The day it took effect, Shenzhen's Futian District People's Court registered 234 cases, up from 99 cases the day before.

The rising pressure is the last straw for many local court judges who suffer disrespect in the courtroom too.

It's not about money, says former judge Zhang Wei, who quit in June last year after 16 years on the bench in Beijing.

Becoming a judge had been Zhang's ambition before he passed the qualification examination. The robes, the gavel, and solemn atmosphere in the court made him proud.


Zhang Wei (center) used to be very proud as a judge. The photo shot in July 2011 shows a litigant sent him a silk banner praising Zhang's impartiality. Photo from Beijing Youth Daily

But his professional esteem was undermined by increasing disrespect from some litigants. Zhang and his colleagues were yelled at, and sometimes threatened, by dissatisfied litigants who claimed to be unfairly treated. The court did little to prevent the harassment.

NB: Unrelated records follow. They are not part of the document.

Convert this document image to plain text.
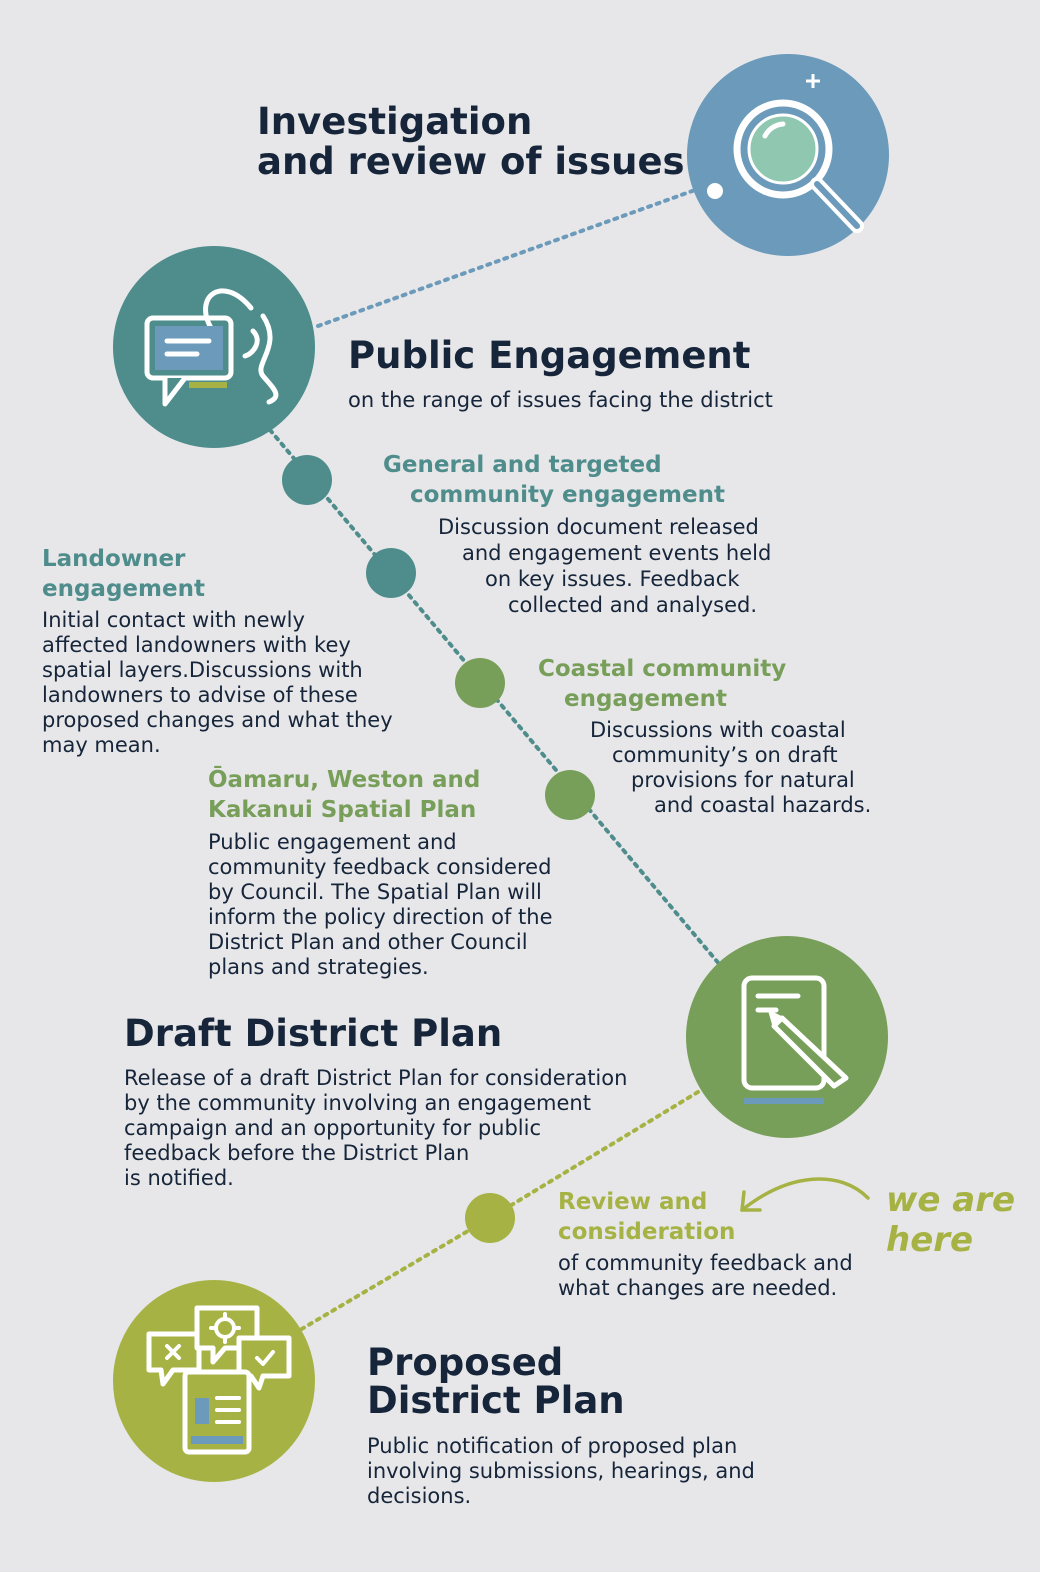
Investigation
and review of issues
Public Engagement
on the range of issues facing the district
General and targeted
community engagement
Discussion document released
and engagement events held
on key issues. Feedback
collected and analysed.
Landowner
engagement
Initial contact with newly
affected landowners with key
spatial layers.Discussions with
landowners to advise of these
proposed changes and what they
may mean.
Coastal community
engagement
Discussions with coastal
community’s on draft
provisions for natural
and coastal hazards.
Ōamaru, Weston and
Kakanui Spatial Plan
Public engagement and
community feedback considered
by Council. The Spatial Plan will
inform the policy direction of the
District Plan and other Council
plans and strategies.
Draft District Plan
Release of a draft District Plan for consideration
by the community involving an engagement
campaign and an opportunity for public
feedback before the District Plan
is notified.
Review and
consideration
of community feedback and
what changes are needed.
we are
here
Proposed
District Plan
Public notification of proposed plan
involving submissions, hearings, and
decisions.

Days before his resignation, Zhang refused to accept a lawsuit due to lack of evidence. The elderly man who filed the case rushed into the court, shouting at him and smashing his gavel and his esteem as a judge.

"Working extra hours on low pay doesn't bother me, as long as it is for the law and justice," says Yang Tianbao, a prosecutor of 10 years in a district procuratorate in Chengdu, capital of southwest China's Sichuan Province.

What does bother him are the extra duties demanded of all civil servants, including judges and prosecutors.

Several times a year, Yang and his colleagues and judges are required to join other civil servants to clean the streets and pick up cigarette butts for the city's hygiene campaign.

Yang is not alone, as their peers in other cities, Beijing for example, also take part in hygiene campaign, or even keep order at train stations during the Spring Festival travel rush, according to Beijing Evening News.

The latest reform encourages experienced lawyers and legal researchers to take up posts on the bench. As the judicial system improves, it is hoped judges and prosecutors might be more desirable careers.

Yang still believes being a judge or prosecutor is a good option for law graduates. "Compared with private practice, the job is stable and easy to enter. Young graduates can acquire experience, and find a better job when the time comes."